Using Planck’s quantum theory, Einstein showed that:
Ek=ℎ𝜈−𝜙
where:
Ek = kinetic energy of ejected electron
ϕ = work function (energy needed to remove the electron)
If photon energy is less than the work function, no electrons are ejected.
What is the emission spectrum of hydrogen?
Energized gases emit light at specific wavelengths.
Hydrogen’s emission spectrum is explained by quantized electron orbits.
Electrons move between discrete energy levels, releasing energy as light.
What was Bohr’s Atomic Model?
Electrons exist in specific orbits with fixed energy levels.
Energy levels are quantized
Ground state:
𝑛=1 (most stable state).
Excited states:
n>1 (higher energy).
How do electrons transition between energy levels?
When electrons drop to lower energy levels, they emit a photon.

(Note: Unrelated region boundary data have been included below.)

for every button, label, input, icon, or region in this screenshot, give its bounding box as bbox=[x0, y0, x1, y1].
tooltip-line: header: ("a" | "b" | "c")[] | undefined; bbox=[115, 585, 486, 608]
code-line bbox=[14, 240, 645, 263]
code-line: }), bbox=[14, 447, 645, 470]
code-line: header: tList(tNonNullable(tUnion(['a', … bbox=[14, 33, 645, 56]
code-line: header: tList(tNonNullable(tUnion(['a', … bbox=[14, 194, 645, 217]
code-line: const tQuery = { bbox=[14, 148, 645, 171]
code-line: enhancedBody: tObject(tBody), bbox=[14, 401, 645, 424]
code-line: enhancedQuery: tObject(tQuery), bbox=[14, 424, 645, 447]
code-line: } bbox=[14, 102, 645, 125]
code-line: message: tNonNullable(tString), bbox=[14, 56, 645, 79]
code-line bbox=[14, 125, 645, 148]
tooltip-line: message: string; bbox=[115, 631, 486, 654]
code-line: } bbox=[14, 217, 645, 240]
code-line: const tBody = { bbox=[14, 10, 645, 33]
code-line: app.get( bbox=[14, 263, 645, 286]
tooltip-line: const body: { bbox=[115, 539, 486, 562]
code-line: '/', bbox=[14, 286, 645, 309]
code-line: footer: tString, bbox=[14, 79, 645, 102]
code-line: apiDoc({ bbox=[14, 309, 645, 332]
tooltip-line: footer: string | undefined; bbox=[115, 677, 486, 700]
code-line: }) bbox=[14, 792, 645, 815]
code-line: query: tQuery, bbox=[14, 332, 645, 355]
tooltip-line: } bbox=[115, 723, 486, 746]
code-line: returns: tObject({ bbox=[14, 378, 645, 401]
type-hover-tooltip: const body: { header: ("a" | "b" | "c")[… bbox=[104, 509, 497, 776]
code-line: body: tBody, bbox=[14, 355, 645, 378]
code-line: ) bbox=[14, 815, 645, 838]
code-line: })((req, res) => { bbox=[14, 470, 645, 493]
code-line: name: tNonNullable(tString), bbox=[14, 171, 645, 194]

Different spectral series correspond to different transitions (Lyman, Balmer, etc.).
What was de Broglie’s contribution to quantum theory?
In 1924, Louis de Broglie proposed that electrons have wave properties.
Electron motion resembles a standing wave.
Proven by Davisson & Germer (USA) and G.P. Thompson (UK) using electron diffraction experiments.
What limitations did Bohr’s atomic model have?
Could not explain multi-electron atoms.
Could not explain spectral line splitting in a magnetic field.
Could not determine electron positions if they behave like waves.
What is quantum mechanics?
Theory that models the wave behavior of subatomic particles.
Based on two main principles:
1. Heisenberg’s Uncertainty Principle:
Position & velocity of an electron cannot be determined simultaneously.
2. Schrödinger’s Equation:
Solving it gives the wave function ψ, which predicts the probability of finding an electron in a region.
What are quantum numbers?
Describe electron behavior & orbitals.
Four quantum numbers:
Principal quantum number ( 𝑛 ) – Energy level, distance from nucleus.
Angular momentum quantum number ( ℓ ) – Shape of orbital.
Magnetic quantum number ( mℓ ) – Orientation of orbital.
Spin quantum number ( ms ) – Electron spin (+1/2,−1/2).
What is an atomic orbital?
A probability function describing where an electron is likely to be found.
Not a fixed path like Bohr’s model.
Boundary Surface Diagram: Shows 90% probability region of an electron’s location.
How are orbitals classified?
Orbital names depend on quantum numbers:
s orbital ( ℓ=0 ) – Spherical shape.
p orbital ( ℓ=1 ) – Dumbbell shape, three orientations.
d orbital ( ℓ=2 ) – Five orientations.
f orbital ( ℓ=3 ) – More complex shapes.